Quote: Essentially, "neutrality" on this one would seem "don't get involved."

Wouldn't "neutrality" then also require that the school not offer courses to Union members? Otherwise, they'ed be "on the side" of the people looking to hurt those employers by leaving for other jobs.

Acting in a manner which benefits one side to the determinet of the other is rarely listed as a definition of "neutral."

In addition, having the managers actually know the tools and processes they're managing will serve to improve the company in the long run. They'll be able to intelligently comment on and review worker suggestions, since they will have first-hand knowledge of the work involved, rather then opinions. For that matter, the proposals the managers make will be better-grounded in the workplace reality, and therefore less likely to inadvertantly make the overall process worse.
They'll be able to intelligently comment on and review worker suggestions, since they will have first-hand knowledge of the work involved, rather then opinions. For that matter, the proposals the managers make will be better-grounded in the workplace reality, and therefore less likely to inadvertantly make the overall process worse.
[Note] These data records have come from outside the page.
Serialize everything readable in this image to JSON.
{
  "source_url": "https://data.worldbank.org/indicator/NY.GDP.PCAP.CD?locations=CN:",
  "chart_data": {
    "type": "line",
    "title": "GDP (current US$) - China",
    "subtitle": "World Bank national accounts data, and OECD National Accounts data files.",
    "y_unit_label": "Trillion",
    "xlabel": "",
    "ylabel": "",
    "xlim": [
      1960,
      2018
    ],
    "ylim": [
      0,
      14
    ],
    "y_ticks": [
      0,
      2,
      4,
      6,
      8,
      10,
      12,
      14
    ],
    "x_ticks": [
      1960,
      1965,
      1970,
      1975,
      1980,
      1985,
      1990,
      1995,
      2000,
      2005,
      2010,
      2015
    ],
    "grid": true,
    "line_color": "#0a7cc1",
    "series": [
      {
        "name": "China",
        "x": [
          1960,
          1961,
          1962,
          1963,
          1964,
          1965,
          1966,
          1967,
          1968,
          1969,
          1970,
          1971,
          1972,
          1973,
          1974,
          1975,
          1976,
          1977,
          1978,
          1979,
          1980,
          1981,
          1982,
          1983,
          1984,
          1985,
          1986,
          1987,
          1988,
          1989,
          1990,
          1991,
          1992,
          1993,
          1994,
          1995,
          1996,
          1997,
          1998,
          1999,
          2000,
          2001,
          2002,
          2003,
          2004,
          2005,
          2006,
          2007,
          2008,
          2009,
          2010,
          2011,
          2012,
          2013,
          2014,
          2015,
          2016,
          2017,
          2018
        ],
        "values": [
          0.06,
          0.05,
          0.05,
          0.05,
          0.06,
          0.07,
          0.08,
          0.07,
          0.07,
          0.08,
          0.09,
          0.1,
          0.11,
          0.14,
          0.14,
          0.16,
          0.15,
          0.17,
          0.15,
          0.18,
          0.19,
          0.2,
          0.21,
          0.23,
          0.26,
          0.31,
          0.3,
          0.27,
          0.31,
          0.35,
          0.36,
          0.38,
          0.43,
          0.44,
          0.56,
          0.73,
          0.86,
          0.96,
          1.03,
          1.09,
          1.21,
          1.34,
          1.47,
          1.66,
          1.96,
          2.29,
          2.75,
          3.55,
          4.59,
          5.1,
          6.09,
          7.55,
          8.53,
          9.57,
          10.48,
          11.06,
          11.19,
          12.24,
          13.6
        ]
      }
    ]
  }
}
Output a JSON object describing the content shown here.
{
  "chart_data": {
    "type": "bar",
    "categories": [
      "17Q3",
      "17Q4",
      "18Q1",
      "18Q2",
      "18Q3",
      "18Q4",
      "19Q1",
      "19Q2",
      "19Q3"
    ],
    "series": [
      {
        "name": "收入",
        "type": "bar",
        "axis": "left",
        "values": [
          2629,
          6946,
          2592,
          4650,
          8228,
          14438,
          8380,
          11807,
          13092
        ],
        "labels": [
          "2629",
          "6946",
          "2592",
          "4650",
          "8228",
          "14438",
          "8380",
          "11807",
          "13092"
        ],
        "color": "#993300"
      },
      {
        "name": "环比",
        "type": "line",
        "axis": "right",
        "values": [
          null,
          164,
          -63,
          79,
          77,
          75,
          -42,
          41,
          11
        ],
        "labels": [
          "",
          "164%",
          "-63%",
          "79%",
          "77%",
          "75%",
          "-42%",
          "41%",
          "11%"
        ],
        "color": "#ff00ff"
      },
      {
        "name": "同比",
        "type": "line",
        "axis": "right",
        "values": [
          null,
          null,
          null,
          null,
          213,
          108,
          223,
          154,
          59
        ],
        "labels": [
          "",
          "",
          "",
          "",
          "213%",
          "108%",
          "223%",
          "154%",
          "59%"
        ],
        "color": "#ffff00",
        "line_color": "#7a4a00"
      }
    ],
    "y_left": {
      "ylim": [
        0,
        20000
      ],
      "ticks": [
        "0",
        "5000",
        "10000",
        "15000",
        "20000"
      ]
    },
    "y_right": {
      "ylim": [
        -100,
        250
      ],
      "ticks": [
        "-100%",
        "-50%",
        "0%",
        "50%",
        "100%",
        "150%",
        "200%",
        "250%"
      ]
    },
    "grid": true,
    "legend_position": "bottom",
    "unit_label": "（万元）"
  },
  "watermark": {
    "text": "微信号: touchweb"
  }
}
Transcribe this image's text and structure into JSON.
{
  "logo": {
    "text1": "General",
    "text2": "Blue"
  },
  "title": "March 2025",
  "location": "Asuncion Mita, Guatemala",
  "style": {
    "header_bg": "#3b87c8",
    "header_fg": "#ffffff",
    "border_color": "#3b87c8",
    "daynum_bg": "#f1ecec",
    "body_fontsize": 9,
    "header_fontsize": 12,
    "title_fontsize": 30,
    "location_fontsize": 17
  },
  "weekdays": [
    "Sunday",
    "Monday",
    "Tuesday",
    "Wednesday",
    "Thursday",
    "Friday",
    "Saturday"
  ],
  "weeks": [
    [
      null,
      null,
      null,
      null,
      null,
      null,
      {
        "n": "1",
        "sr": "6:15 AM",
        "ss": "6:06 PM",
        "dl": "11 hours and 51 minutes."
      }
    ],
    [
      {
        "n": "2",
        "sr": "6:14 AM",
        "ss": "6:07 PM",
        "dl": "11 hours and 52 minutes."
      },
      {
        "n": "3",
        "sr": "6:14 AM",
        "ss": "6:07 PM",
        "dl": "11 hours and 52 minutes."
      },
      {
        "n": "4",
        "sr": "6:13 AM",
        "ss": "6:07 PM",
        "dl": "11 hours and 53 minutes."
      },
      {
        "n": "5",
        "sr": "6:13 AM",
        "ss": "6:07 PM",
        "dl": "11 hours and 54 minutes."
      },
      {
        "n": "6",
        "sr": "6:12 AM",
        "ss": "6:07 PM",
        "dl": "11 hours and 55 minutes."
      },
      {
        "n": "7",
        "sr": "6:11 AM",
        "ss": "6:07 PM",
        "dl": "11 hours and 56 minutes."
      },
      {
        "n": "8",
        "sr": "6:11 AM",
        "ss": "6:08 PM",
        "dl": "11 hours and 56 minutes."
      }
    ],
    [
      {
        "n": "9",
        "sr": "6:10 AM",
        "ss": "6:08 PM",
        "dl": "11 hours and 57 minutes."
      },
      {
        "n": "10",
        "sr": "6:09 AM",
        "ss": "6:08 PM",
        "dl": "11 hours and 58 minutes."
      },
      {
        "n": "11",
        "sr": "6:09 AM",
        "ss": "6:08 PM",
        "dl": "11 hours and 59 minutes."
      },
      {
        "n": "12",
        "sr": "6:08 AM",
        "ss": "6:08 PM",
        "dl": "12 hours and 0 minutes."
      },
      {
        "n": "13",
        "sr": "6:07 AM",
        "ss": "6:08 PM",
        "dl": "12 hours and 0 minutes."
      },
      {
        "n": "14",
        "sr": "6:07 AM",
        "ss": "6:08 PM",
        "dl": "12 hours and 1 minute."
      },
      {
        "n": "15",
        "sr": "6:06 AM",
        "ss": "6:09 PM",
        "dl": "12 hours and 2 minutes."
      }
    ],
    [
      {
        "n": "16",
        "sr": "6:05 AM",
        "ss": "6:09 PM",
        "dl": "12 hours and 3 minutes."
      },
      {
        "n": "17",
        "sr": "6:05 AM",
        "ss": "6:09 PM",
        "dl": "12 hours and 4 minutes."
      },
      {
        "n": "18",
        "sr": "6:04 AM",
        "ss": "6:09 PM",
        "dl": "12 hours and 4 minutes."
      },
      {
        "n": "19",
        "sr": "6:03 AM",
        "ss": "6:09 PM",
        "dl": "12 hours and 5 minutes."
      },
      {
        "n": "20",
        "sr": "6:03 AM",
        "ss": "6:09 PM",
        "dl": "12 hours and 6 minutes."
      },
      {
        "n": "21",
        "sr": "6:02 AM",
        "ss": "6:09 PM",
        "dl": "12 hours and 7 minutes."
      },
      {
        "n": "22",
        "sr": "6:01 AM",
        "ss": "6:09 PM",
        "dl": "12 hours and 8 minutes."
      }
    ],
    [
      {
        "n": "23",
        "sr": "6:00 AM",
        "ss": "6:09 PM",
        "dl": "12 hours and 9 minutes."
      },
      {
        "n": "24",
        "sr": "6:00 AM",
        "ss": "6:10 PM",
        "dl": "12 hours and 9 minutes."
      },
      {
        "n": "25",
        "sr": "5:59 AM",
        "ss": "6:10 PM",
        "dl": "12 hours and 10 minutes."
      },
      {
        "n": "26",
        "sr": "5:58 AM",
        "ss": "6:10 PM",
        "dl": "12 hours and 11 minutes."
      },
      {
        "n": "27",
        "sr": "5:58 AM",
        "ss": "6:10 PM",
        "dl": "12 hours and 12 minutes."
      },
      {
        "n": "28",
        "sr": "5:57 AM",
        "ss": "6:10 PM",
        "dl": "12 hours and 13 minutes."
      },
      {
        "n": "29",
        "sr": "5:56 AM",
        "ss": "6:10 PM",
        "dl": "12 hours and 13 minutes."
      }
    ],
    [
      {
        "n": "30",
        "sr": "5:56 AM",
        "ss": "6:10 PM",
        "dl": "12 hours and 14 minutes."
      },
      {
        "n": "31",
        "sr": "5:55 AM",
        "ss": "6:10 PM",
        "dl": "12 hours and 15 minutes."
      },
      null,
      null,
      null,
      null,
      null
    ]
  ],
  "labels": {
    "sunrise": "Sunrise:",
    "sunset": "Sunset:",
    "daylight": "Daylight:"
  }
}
Most tech companies have management that is mostly engineer and other techies. Doesn't stop them making bone-headed decisions. Back when I worked in the tech field I had a lot of engineer/managers making silly technical decisions.

Hell, every management position in my school board, clear up to the director, is filled by someone who was once a teacher. Doesn't stop them jumping on every educational fad going on, boosting our workload as teachers.